The next step is to combine the base settings with the settings of of all Plugins. We use combine() for that which is a convenience wrapper around attrs.make_class().

Now that we have a class that contains Pytests own settings as well as the settings of all plugins, we can create a command line application.
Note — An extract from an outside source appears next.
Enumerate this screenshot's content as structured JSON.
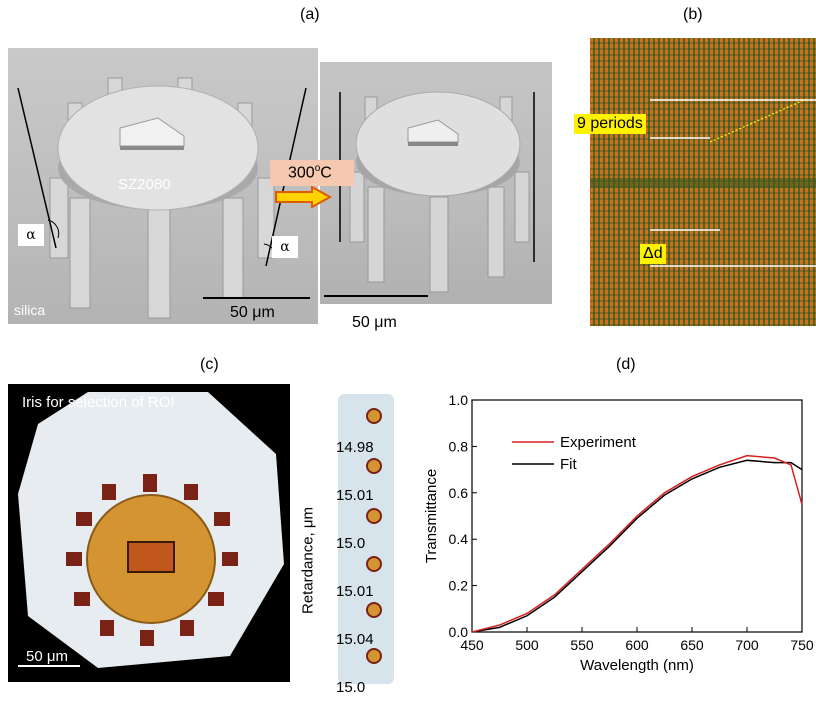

We create option groups by passing OptionGroupFactory to click_options().

from typing import Tuple

import click

import typed_settings as ts
from typed_settings.cli_click import OptionGroupFactory


@ts.settings
class Coverage:
    """
    Coverage settings
    """

    src: str = ts.option(default="", click={"param_decls": ("--cov", "src")})
    report: str = ""


@ts.settings
class Emoji:
    """
    Emoji settings
    """

    enable: bool = True


@ts.settings
class Base:
    """
    Main settings
    """

    marker: str = ts.option(
        default="",
        help="only run tests which macht the given substring expression",
        click={"param_decls": ("-m",)},
    )
    exitfirst: bool = ts.option(
        default=False,
        help="Exit instantly on first error or failed test",
        click={"param_decls": ("--exitfirst", "-x"), "is_flag": True},
    )
    stepwise: bool = ts.option(
        default=False,
        help=("Exit on test failure and continue from last failing test next " "time"),
        click={"param_decls": ("--stepwise", "--sw"), "is_flag": True},
    )


Settings = ts.combine(
    "Settings",
    Base,
    {
        # Imagine, this dict comes from a "load_plugins()" function :)
        "cov": Coverage(),
        "emoji": Emoji(),
    },
)


@click.command()
@click.argument("file_or_dir", nargs=-1)
@ts.click_options(Settings, "pytest", decorator_factory=OptionGroupFactory())
def cli(
    settings: Settings,  # type: ignore[valid-type]
    file_or_dir: Tuple[str, ...],
):
    print(settings)


if __name__ == "__main__":
    cli()

Trying it out#

$ python pytest.py --help
Usage: pytest.py [OPTIONS] [FILE_OR_DIR]...

Options:
  Main settings:
    -m TEXT                       only run tests which macht the given
                                  substring expression
    -x, --exitfirst               Exit instantly on first error or failed test
    --stepwise, --sw              Exit on test failure and continue from last
                                  failing test next time
  Coverage settings:
    --cov TEXT
    --cov-report TEXT
  Emoji settings:
    --emoji-enable / --no-emoji-enable
                                  [default: emoji-enable]
  --help                          Show this message and exit.
$ python pytest.py --sw --cov=src --emoji-enable
Settings(marker='', exitfirst=False, stepwise=True, cov=Coverage(src='src', report=''), emoji=Emoji(enable=True))

You can see that the help output contains all options from Pytest itself and all loaded plugins. Their options are also nicely grouped together and have help texts.

The second invocation prints the loaded settings. You can see how the combined settings class looks like.